Dollar-off beats percentage-off. “$50 off” is clearer and more compelling than “10% off” because the homeowner doesn’t have to calculate the value. ServiceTitan’s campaign data shows that dollar-value offers generate 22% higher response rates than percentage-based discounts.
Free inspections and tune-ups. A free AC inspection or furnace check-up brings your technician back into the home at minimal cost. Once on site, the technician can identify legitimate issues and recommend work. The “free” entry point removes the risk for the homeowner.
Membership or maintenance plan enrollment. Offer past customers a discounted first year on your maintenance plan. This converts a win-back into recurring revenue. A customer paying $15-25/month for a maintenance plan generates $180-300/year in predictable revenue before any repair work.
Measuring win-back ROI
Track three numbers for every win-back campaign.
Reactivation rate: The percentage of dormant customers who respond and book. A good benchmark is 8-15%. Below 5% means your targeting or offer needs work. Above 15% means you have a goldmine of underworked past customers.
Revenue per reactivated customer: Not just the first job, but total revenue over 12 months.
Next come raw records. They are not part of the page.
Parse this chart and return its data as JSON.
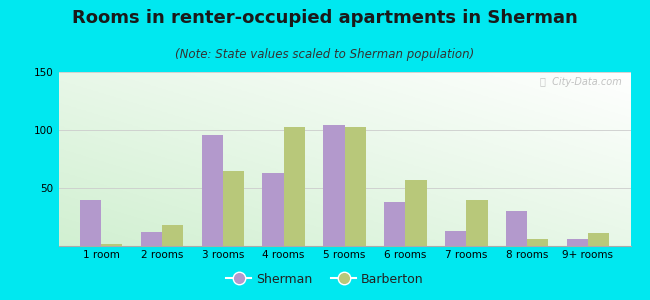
{
  "title": "Rooms in renter-occupied apartments in Sherman",
  "subtitle": "(Note: State values scaled to Sherman population)",
  "categories": [
    "1 room",
    "2 rooms",
    "3 rooms",
    "4 rooms",
    "5 rooms",
    "6 rooms",
    "7 rooms",
    "8 rooms",
    "9+ rooms"
  ],
  "sherman": [
    40,
    12,
    96,
    63,
    104,
    38,
    13,
    30,
    6
  ],
  "barberton": [
    2,
    18,
    65,
    103,
    103,
    57,
    40,
    6,
    11
  ],
  "sherman_color": "#b399cc",
  "barberton_color": "#b8c87a",
  "bg_outer": "#00e8f0",
  "ylim": [
    0,
    150
  ],
  "yticks": [
    50,
    100,
    150
  ],
  "bar_width": 0.35,
  "title_fontsize": 13,
  "subtitle_fontsize": 8.5,
  "tick_fontsize": 7.5,
  "legend_labels": [
    "Sherman",
    "Barberton"
  ],
  "watermark": "ⓘ  City-Data.com",
  "title_color": "#1a1a1a",
  "subtitle_color": "#333333"
}
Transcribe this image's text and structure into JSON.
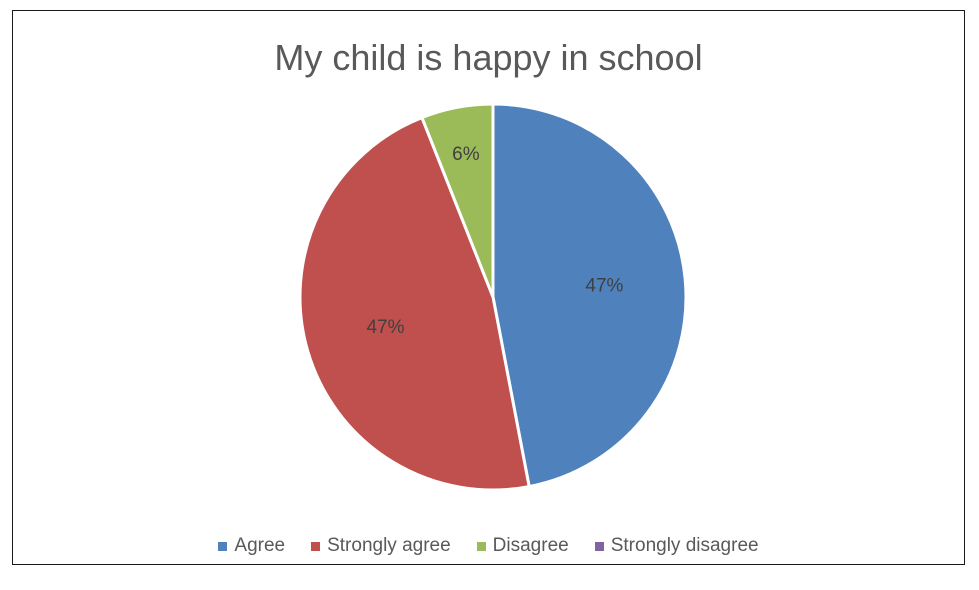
{
  "chart_data": {
    "type": "pie",
    "title": "My child is happy in school",
    "categories": [
      "Agree",
      "Strongly agree",
      "Disagree",
      "Strongly disagree"
    ],
    "values": [
      47,
      47,
      6,
      0
    ],
    "data_labels": [
      "47%",
      "47%",
      "6%",
      ""
    ],
    "colors": [
      "#4F81BD",
      "#C0504D",
      "#9BBB59",
      "#8064A2"
    ],
    "legend_position": "bottom",
    "start_angle_deg": 0,
    "direction": "clockwise"
  }
}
Reactivated customers who return to active status typically book 2-3 additional jobs in the following year.
Campaign ROI: Total revenue from reactivated customers divided by campaign cost. The ServiceTitan shop that spent $3K and booked $180K hit a 60x ROI. Most win-back campaigns land between 10-30x ROI when targeting the right segments.
Building ongoing reactivation into your business
Win-back shouldn’t be a one-time event. Build a system that automatically identifies and contacts dormant customers on a rolling basis.
Set a trigger in your CRM: any customer who hasn’t booked in 12 months enters the win-back sequence automatically. Instead of having 1,800 dormant customers pile up over years, you’re catching them at 12 months when reactivation rates are highest.
Follow-up automation keeps past customers engaged before they go dormant in the first place. Regular maintenance reminders and seasonal check-ins maintain the relationship without manual effort from your team.
Your past customers chose you once. Most will choose you again if you give them a reason — at a fraction of the cost of acquiring new customers from scratch.